Male Crimson Chat perched atop a salt bush on the Birdsville Track.
The habitat preferences of both species of Chat seem to be a little different with Crimsons preferring more vegetated sites and Orange preferring more sparsely vegetated areas, particularly areas with gibber along the Birdsville Track. Therefore, Orange Chats are much harder to approach and seem far warier than Crimson Chats.

A section of the Birdsville Track with Gibber Plain where Orange Chats are more likely to be found.

Good Crimson Chat habitat beside the Birdsville Track with a number of salt bush species and other shrubs and grasses with open areas. Chats are ground feeders and need open areas to forage.

Male Orange Chat – a distant shot – I tried to get close to Orange Chats but they were all far too wary for close approach. Note gibber and salt bush.

Female Orange Chat – this bird was with the male in the photo above.

At the “good Crimson Chat habitat beside the Birdsville Track …” site (photo above) I spent some time observing a pair of Crimson Chats. The female appeared to be pursuing the male and made a number of approaches to him. I am sure they had a nest and she was wanting to mate with him.
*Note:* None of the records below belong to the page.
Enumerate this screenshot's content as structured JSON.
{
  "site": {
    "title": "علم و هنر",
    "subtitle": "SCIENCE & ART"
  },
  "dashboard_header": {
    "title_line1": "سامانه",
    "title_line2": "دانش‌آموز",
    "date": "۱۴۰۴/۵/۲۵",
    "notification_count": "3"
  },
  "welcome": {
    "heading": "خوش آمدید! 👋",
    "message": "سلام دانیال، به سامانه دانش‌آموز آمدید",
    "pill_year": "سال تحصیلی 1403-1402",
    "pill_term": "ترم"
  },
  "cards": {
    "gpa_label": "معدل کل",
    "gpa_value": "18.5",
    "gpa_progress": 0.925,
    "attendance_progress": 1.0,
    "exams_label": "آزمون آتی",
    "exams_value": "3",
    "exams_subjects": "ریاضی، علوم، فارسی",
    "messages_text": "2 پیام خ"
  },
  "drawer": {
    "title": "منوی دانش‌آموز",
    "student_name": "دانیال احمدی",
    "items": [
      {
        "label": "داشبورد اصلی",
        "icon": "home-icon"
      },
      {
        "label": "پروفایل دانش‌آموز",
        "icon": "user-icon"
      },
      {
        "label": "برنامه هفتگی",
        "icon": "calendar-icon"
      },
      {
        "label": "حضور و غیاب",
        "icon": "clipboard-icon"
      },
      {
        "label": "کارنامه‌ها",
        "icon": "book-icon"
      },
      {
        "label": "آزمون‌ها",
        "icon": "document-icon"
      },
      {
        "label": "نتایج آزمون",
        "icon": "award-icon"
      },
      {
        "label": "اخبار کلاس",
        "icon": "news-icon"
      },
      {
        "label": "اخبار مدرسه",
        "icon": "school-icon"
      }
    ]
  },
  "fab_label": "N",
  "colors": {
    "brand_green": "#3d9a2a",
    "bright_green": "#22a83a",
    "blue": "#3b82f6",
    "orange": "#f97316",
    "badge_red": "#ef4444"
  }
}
Several times it looked like they would mate but he seemed to lack interest and was the one who ended the encounter by moving away. The photos below capture some of their interaction. In between their interactions they fed on the open ground between patches of salt bush.

The female Crimson Chat approaches the male.
The male in the photo above has departed leaving the female.

The male seemed more interested in feeding.

The female moved a short distance.
Time for a quick preen.

The female makes another approach to the male – he looks startled by the approach?

The female is right in the face of the male and calling to him.

The male was not impressed with the female’s approach and she leaves.

The Orange and Crimson Chats were in breeding mode following good drought breaking rains – much of the inland is now alive with birdlife.

We recorded 40 bird species along the Birdsville Track between Birdsville and Marree. A couple of other species of interest were Australian Pratincoles and Cinnamon Quail-Thrush, neither species was easy to get close to for photos.

Australian Pratincoles were seen along the drive south from Mt Isa including the Birdsville Track. Single birds and small groups of 3 or 4 birds were the norm.

Pratincoles are shorebirds/waders and have a distinctive sharp/pointy appearance both on the ground and when in flight. The red on the bill indicates this bird is in breeding condition.

Cinnamon Quail-Thrush. As usual for any Quail-Thrush species they were hard to get close to for photos.

If you are planning an outback birding trip now is a good time to go.